En France, la deuxième République donne l’image d’un pays coupé en deux, entre les libéraux d’un côté et ceux que l’on appelle déjà « révolutionnaires » de l’autre. Cette même année 1847, le 2ème congrès de la Ligue des communistes passe commande à Marx et Engels du Manifeste du Parti du communiste. Citons à son propos Lénine : « Cet ouvrage expose avec une clarté et une vigueur remarquable la nouvelle conception du monde, le matérialisme conséquent étendu à la vie sociale, la dialectique, science la plus vaste et la plus profonde de l’évolution, la théorie de la lutte des classes et du rôle révolutionnaire dévolu dans l’histoire mondiale au prolétariat, créateur d’une société nouvelle, la société communiste. » Ce qui est étonnant, c’est l’emploi du terme matérialisme.

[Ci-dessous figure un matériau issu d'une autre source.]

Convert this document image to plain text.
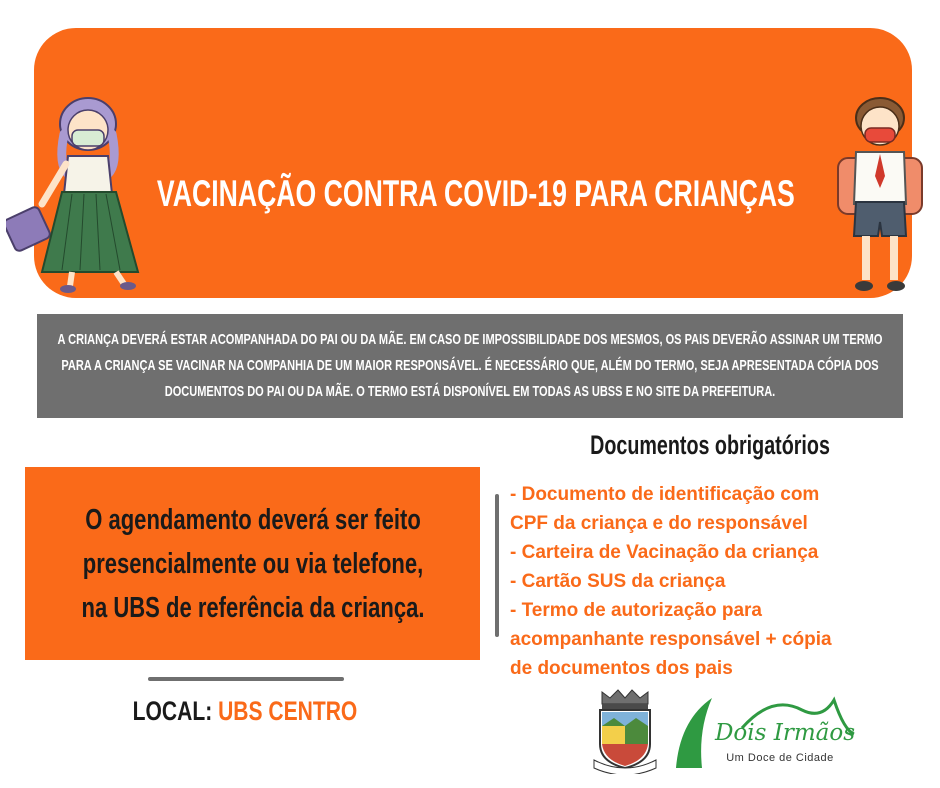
VACINAÇÃO CONTRA COVID-19 PARA CRIANÇAS
A CRIANÇA DEVERÁ ESTAR ACOMPANHADA DO PAI OU DA MÃE. EM CASO DE IMPOSSIBILIDADE DOS MESMOS, OS PAIS DEVERÃO ASSINAR UM TERMO PARA A CRIANÇA SE VACINAR NA COMPANHIA DE UM MAIOR RESPONSÁVEL. É NECESSÁRIO QUE, ALÉM DO TERMO, SEJA APRESENTADA CÓPIA DOS DOCUMENTOS DO PAI OU DA MÃE. O TERMO ESTÁ DISPONÍVEL EM TODAS AS UBSS E NO SITE DA PREFEITURA.
O agendamento deverá ser feito
presencialmente ou via telefone,
na UBS de referência da criança.
LOCAL: UBS CENTRO
Documentos obrigatórios
- Documento de identificação com
CPF da criança e do responsável
- Carteira de Vacinação da criança
- Cartão SUS da criança
- Termo de autorização para
acompanhante responsável + cópia
de documentos dos pais
Dois Irmãos
Um Doce de Cidade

Cette notion, en latin, signifie « constitué de matière ». Le matérialisme, explique Christian Godin, « rejette l’existence de Dieu, de l’au-delà, et lorsqu’il admet l’existence d’une âme, c’est pour la réduire à un phénomène ou épiphénomène matériel. » C’est l’idée que la matière s’organise toute seule. Je l'ai déjà dis, mais je le répète, car avoir en tête la définition des mots est important en sciences humaines et sociales.